When Liu Yuan started playing the sax in the mid-1980s, few people in China knew what jazz was.

“There were only four or five professional jazz musicians in Beijing,” Liu recalls. “It was brutal.”

Bars and clubs were rare in the city.

Liu says he had to “beg” the few bars that existed to let them perform.

But the music that originated in the U.S. African-American communities in the late-19th century as an emotional reaction to racial oppression has taken root in China’s capital over the past two decades and there’s now a vibrant and fast-developing jazz scene.

Seeing the potential in the market, New York’s Blue Note Jazz Club, one of the world’s most renowned jazz clubs, is set to open a branch in Beijing in March 2016.

Steven Li, who manages the Blue Note Beijing project, told CNN that the new club aims to bring in top-level international artists, targeting China’s ever-growing middle class and overseas returnees.

Pioneering saxophonist

Jazz was regarded in China as bourgeois Western music in the 1960s and 1970s during the turmoil of the country’s Cultural Revolution.

Liu Yuan -- "Father of jazz in China" -- at his East Shore Live Jazz Cafe.

As young hipster Chinese embraced more personal freedom the 1980s, Liu, then a folk-musician in his twenties, learned to play the saxophone through tapes that his Western friends brought back from overseas, while performing rock ‘n’ roll with Chinese rock legend Cui Jian.

“It was a really fascinating time,” says Liu. “The young people simply were in love with jazz and played hard, and nobody cared about return.”

It was mid-1990s, when he became dedicated to jazz, and determined to build a scene in Beijing.

He recruited talent from music schools and he and his new jazz scenesters began teaching, learning, and jamming together.

‘Locally grown’ jazz

Liu, now 55, doesn’t play as much as used to.

Now he co-manages Beijing’s only venue dedicated for jazz – East Shore Live Jazz Cafe.

Every day, jazz fans come to this wood-paneled bar with floor-to-ceiling windows near Beijing’s Houhai Lake, enjoying all kinds of jazz, from funk to fusion, avant-garde to experimental, standards to original compositions.

Since 2000, Beijing’s ranks of jazz musicians have expanded quickly, Liu says.

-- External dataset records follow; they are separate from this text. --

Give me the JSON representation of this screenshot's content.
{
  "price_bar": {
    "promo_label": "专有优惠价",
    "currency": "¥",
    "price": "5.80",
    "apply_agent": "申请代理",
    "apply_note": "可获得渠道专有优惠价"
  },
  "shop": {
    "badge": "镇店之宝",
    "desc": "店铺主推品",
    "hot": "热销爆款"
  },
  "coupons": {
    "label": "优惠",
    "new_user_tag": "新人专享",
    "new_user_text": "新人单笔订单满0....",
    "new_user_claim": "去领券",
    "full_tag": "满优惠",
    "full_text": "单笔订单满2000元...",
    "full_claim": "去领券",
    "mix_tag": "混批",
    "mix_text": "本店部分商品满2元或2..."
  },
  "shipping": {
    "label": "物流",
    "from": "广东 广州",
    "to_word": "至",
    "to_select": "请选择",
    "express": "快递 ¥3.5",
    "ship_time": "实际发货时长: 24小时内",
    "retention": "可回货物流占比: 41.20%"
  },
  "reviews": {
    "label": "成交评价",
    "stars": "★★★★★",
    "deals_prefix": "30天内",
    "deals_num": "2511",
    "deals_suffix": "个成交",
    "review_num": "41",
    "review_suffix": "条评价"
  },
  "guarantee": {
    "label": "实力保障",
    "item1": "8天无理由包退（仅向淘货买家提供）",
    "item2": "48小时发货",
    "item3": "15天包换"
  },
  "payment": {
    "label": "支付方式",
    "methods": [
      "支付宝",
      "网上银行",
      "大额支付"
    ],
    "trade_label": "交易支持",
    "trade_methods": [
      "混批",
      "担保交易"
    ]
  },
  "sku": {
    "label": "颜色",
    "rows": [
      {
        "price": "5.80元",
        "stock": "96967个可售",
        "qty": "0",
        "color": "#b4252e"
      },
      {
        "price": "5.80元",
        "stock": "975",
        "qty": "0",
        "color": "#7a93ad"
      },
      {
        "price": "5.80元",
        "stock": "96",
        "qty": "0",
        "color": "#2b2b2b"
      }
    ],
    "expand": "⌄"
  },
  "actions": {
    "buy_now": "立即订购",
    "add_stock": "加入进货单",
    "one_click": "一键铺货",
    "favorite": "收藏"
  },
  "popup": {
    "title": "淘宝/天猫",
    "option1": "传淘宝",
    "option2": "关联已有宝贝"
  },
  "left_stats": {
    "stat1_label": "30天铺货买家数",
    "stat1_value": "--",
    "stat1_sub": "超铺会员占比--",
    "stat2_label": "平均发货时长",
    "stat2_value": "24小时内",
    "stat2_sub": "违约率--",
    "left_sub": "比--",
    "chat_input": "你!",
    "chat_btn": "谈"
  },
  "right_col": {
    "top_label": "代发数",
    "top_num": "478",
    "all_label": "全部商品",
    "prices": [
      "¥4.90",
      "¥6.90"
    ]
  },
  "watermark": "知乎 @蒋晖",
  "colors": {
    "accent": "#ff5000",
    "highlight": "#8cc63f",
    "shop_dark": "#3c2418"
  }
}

Thanks to the Internet, local musicians are cmore losely connected to the international jazz community.

Posters of Miles Davis and Billie Holiday adorn the East Shore Live Jazz Cafe, along with a picture of a Chinese orchestra from the Cultural Revolution era.

Influential musicians like Stefan Karlsson, Rafal Sarnecki, Antonio Hart and David Binney have all performed in Beijing, some playing with local artists.

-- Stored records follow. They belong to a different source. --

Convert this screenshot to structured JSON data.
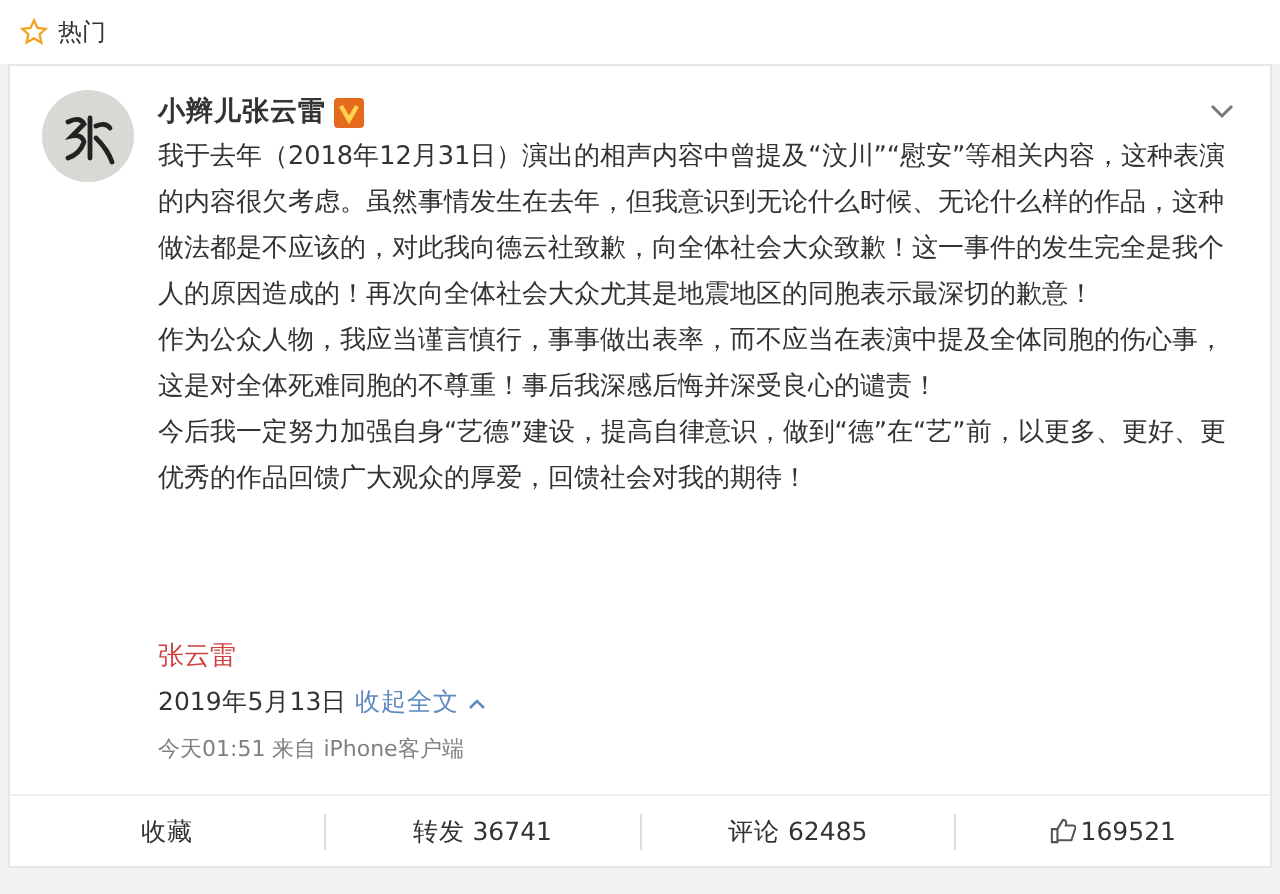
{
  "header": {
    "label": "热门"
  },
  "post": {
    "author": "小辫儿张云雷",
    "paragraphs": [
      "我于去年（2018年12月31日）演出的相声内容中曾提及“汶川”“慰安”等相关内容，这种表演的内容很欠考虑。虽然事情发生在去年，但我意识到无论什么时候、无论什么样的作品，这种做法都是不应该的，对此我向德云社致歉，向全体社会大众致歉！这一事件的发生完全是我个人的原因造成的！再次向全体社会大众尤其是地震地区的同胞表示最深切的歉意！",
      "作为公众人物，我应当谨言慎行，事事做出表率，而不应当在表演中提及全体同胞的伤心事，这是对全体死难同胞的不尊重！事后我深感后悔并深受良心的谴责！",
      "今后我一定努力加强自身“艺德”建设，提高自律意识，做到“德”在“艺”前，以更多、更好、更优秀的作品回馈广大观众的厚爱，回馈社会对我的期待！"
    ],
    "signature": "张云雷",
    "date": "2019年5月13日",
    "collapse_link": "收起全文",
    "source": "今天01:51 来自 iPhone客户端"
  },
  "actions": [
    {
      "kind": "text",
      "label": "收藏"
    },
    {
      "kind": "text",
      "label": "转发 36741"
    },
    {
      "kind": "text",
      "label": "评论 62485"
    },
    {
      "kind": "like",
      "label": "169521"
    }
  ]
}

“Today’s Beijing jazz scene is a world of difference from the ’90s,” Liu says.

“Many of the kids have won international jazz awards, and are able to play with world class musicians on the same stage.”

Over the last decade, Beijing has also become home to many foreign jazz musicians who have influenced the local scene.

New audience

Nathaniel Gao, a 31-year-old Chinese American saxophonist and teacher, came to Beijing in 2012 from New York.

He’s a familiar face on the Beijing jazz scene.

The son of a Chinese father and an American mother, he enjoys playing in a smaller jazz scene in Beijing, and believes he can make more of a contribution here rather than in New York, where competition is tough.

Nathaniel Gao is a regular performer at East Shore.

As China’s man cultural hub, Beijing has a diverse music scene, which has a positive influence on jazz, Gao says.

“There is a lot of interaction between musicians from different scenes, more so than in a place like New York, which is so big that everything is huge, so you really are just in your own scene,” he says.

“Whereas in Beijing, everything is a bit smaller, but it’s a big city, so there’s a lot going on.”

The audience is always new – and young.

“Most of the people who come to our concerts I’ve never seen in my life,” he says. “Even though a lot of them might listen to it once or might not get into it, there is always gonna be some new people who are exposed to it and might come back.

“That’s exciting because you are exposed to a newer, less ripe audience.

“Unlike the U.S., which is piled up with people in their 50s, 60s and up, you go to a jazz show and everybody in the audience has gray hair.”